—Sí, sí, he conocido a todos los Crackenthorpe. Recuerdo al viejo Josiah Crackenthorpe. Era un hombre duro de pelar, pero astuto. Hizo mucho dinero. —Acomodó mejor su cuerpo decrépito en el sillón y miró al inspector por debajo de sus pobladas cejas—. De modo que ha estado escuchando a ese tonto redomado de Quimper. ¡Estos médicos jóvenes! Siempre con ideas raras en la cabeza. Y a él se le metió que alguien intenta envenenar a Luther Crackenthorpe. ¡Qué tontería! Desde luego, tenía ataques gástricos. Y le administré el tratamiento adecuado. No eran muy frecuentes, nada grave.
—El doctor Quimper —señaló Craddock— parecía pensar que sí lo eran.
—No es propio de un médico ponerse a imaginar cosas. Después de todo, es de suponer que yo sabría reconocer los síntomas del envenenamiento por arsénico si lo viese.

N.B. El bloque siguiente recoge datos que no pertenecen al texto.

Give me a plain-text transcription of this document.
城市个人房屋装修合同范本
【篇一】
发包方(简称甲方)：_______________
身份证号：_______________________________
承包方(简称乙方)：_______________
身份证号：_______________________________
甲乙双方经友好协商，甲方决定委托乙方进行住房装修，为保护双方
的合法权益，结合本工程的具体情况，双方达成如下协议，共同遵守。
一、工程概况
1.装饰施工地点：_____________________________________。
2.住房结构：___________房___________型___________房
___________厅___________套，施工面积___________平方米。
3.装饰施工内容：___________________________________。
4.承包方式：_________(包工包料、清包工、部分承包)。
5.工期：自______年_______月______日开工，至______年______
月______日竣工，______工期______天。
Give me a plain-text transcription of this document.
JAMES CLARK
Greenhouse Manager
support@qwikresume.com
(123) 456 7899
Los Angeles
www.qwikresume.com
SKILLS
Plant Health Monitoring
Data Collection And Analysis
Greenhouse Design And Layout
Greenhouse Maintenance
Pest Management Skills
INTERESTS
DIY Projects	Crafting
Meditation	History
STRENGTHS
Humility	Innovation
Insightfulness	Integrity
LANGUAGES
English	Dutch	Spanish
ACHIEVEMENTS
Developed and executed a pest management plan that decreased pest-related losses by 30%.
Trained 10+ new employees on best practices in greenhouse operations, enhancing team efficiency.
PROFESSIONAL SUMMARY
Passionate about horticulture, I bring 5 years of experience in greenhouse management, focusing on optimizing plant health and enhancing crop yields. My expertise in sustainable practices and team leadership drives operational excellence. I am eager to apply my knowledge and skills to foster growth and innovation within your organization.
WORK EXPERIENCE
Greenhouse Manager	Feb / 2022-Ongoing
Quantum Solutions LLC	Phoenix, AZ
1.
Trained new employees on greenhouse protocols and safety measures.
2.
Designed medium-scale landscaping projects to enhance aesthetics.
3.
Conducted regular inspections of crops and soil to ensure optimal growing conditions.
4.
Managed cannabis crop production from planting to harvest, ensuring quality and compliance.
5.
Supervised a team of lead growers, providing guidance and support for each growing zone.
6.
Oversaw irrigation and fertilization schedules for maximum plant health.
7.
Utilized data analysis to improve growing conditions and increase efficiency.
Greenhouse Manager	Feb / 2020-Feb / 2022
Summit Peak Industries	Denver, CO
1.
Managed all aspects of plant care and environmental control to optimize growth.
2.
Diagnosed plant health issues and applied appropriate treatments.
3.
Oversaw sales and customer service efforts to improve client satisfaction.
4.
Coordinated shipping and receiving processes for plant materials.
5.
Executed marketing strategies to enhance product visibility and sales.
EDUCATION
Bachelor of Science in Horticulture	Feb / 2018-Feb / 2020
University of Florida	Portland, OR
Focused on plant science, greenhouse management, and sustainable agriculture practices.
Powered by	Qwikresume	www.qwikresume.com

—Son muchos los médicos famosos que no han sabido reconocerlo —le hizo notar Craddock. Y continuó, citando de memoria—: Hubo el caso Greenbarrow, Mrs. Teney, Charles Leeds, tres personas de la familia Westbury enterradas del modo más pacífico y normal sin que los doctores que les asistieron tuviesen la menor sospecha. Y estos médicos eran hombres ilustrados y de gran reputación.
—Muy bien, muy bien. Quiere usted decir que pude haberme equivocado. Bueno, yo creo que no. —Se detuvo un momento y luego preguntó—: ¿Quién creía Quimper que lo había hecho, si es que de verdad ha ocurrido?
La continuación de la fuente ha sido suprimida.